Dans la capitale du design et de la mode, seules quelques personnalités influentes se révèlent aptes à transcender notre vision de ces univers, à nous amener vers de nouvelles tendances et à porter au firmament de parfaits inconnus. C’est indubitablement à cette catégorie qu’appartient Nina Yashar, alliée de grands noms de la mode, de l’art et du design et dénicheuse de talents. Elle vit dans un grand appartement au cœur d’une zone résidentielle proche du centre-ville, dans un immeuble conçu en 1958 par l’architecte Giandomenico Belotti. « Même si l’état de l’appartement n’était pas catastrophique lorsque je l’ai trouvé, avant de me pencher sur la décoration intérieure, j’ai entrepris un vaste projet de rénovation, explique-t-elle. J’ai fait appel au créateur de bijoux Giancarlo Montebello, qui est également mon ami. » Nina souhaitait rompre avec les normes du milieu des années 80, une époque où la surenchère était de bon ton. Ainsi, plutôt que de s’adresser à un grand nom de l’architecture, elle a misé sur un créateur qui n’était jamais intervenu sur un projet résidentiel. Elle avait vu une œuvre extrêmement minutieuse que Montebello avait réalisée pour l’une de ses amies et avait été séduite par son sens du détail. C’est alors que leur collaboration a débuté, pour peu à peu se transformer en amitié. Depuis, c’est lui qui s’occupe de la décoration intérieure de ses boutiques.
Une vision hors du commun
L’un des apports majeurs de Montebello a été de trouver une solution pour les murs. Il y a vingt-trois ans, lorsque les travaux ont commencé, la tendance était au papier peint ou au tissu. Cette fois encore, Nina a voulu jouer la différence. Montebello lui a donc suggéré une technique consistant à y graver des formes géométriques avant de les peindre, comme des fresques. Les plafonds ont été recouverts d’un bleu soutenu, puis « lavés » plusieurs fois avec du blanc afin d’obtenir un effet qui est demeuré intact après deux décennies. « Un rendu plus simple à réaliser qu’il n’y paraît », précise Nina. L’idée des fresques sur les murs et les plafonds n’était pas nouvelle, mais utiliser des techniques traditionnelles de manière contemporaine est l’approche privilégiée de Nina. Dans sa galerie, elle ne se contente pas de mélanger les périodes et les styles. Elle a toujours fait partie de ceux qui placent les nouveaux talents aux côtés des grands maîtres. « Toutes les décisions concernant les combinaisons que j’opère sont fondées sur mes intuitions et ma vision. Je n’ai pas de critères stricts, tout vient naturellement, de l’intérieur », confesse-t-elle. Son instinct naturel la guide judicieusement puisqu’il l’a conduite notamment à révéler au monde Martino Gamper.

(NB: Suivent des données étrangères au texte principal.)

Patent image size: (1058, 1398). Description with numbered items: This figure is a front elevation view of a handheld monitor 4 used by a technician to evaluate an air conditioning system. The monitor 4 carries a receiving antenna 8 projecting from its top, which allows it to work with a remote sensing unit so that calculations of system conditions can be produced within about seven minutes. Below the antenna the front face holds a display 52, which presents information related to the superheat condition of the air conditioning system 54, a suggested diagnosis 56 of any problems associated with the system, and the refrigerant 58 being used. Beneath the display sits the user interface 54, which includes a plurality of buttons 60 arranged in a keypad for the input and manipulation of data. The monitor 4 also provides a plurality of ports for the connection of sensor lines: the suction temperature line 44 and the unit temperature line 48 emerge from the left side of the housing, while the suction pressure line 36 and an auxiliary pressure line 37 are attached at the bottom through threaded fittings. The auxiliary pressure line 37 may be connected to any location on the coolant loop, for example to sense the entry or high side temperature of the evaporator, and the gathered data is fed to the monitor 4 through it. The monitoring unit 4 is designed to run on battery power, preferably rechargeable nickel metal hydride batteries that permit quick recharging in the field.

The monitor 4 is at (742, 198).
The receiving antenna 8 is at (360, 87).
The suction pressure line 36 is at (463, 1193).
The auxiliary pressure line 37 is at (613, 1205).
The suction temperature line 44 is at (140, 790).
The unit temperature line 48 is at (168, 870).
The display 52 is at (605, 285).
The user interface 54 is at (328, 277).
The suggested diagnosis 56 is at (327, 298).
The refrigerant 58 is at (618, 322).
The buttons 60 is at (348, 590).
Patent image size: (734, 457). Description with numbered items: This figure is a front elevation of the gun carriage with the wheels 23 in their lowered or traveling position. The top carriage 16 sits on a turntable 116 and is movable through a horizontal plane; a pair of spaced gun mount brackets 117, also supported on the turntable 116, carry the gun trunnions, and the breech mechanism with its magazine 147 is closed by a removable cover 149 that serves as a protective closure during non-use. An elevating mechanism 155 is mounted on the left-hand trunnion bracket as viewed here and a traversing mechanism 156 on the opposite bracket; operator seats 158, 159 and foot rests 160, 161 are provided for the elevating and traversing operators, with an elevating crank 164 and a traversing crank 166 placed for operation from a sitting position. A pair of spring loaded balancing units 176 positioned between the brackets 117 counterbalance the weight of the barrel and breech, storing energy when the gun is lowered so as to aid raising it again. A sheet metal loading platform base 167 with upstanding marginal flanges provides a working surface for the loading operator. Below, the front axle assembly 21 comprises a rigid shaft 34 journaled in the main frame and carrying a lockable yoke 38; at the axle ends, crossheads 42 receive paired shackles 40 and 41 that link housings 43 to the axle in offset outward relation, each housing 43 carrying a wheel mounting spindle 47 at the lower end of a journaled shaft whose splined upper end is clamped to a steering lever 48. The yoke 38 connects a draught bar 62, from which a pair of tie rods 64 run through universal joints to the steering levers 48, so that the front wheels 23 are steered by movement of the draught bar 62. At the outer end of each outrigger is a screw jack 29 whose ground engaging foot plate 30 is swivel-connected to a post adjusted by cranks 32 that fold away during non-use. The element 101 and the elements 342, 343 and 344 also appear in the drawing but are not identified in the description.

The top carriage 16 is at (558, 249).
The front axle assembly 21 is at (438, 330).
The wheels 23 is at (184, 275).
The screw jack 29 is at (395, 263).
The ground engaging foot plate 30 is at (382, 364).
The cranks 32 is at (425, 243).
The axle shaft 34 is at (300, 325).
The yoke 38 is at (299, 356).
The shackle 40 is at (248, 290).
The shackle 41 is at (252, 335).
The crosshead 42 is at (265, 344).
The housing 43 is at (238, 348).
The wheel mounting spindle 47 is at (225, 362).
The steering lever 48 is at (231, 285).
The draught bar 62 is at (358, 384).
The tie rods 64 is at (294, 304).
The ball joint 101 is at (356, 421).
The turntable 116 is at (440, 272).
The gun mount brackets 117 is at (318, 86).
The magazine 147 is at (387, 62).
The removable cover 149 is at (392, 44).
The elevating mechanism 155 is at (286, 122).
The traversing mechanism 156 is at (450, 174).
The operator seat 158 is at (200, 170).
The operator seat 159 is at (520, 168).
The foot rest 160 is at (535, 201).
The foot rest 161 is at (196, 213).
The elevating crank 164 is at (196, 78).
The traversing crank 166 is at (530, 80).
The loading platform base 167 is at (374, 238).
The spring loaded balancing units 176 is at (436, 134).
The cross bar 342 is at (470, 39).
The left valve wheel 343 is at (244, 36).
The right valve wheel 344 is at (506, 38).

Ils ont travaillé ensemble durant environ sept ans et il est clair qu’il occupe une place toute particulière dans son cœur : « Mes œuvres favorites sont ses séries de tables. Elles ont été réalisées en désassemblant puis en assemblant à nouveau des œuvres originales de Giò Ponti. Je sais que Martino Gamper est un designer dont je ne me séparerai jamais. » Des éloges d’autant plus vibrants que Nina possède des pièces de Frank Lloyd Wright, Carlo Mollino, Arne Jacobsen…
Sa maison ne se contente pas de déborder d’œuvres importantes, elle s’organise surtout avec une fluidité et dans un rythme singuliers. L’arrangement audacieux de tous les éléments lui confère en outre un caractère intemporel. Seule la réunion d’un œil averti et d’une bonne dose de confiance en soi peut parvenir à ce type d’élégance. Elle conclut : « Ma maison reflète parfaitement ma personnalité et mon histoire en tant que propriétaire de galerie d’art mais, tout comme ma vie, elle est en constante évolution. Être entouré par tant de beauté est une bénédiction. »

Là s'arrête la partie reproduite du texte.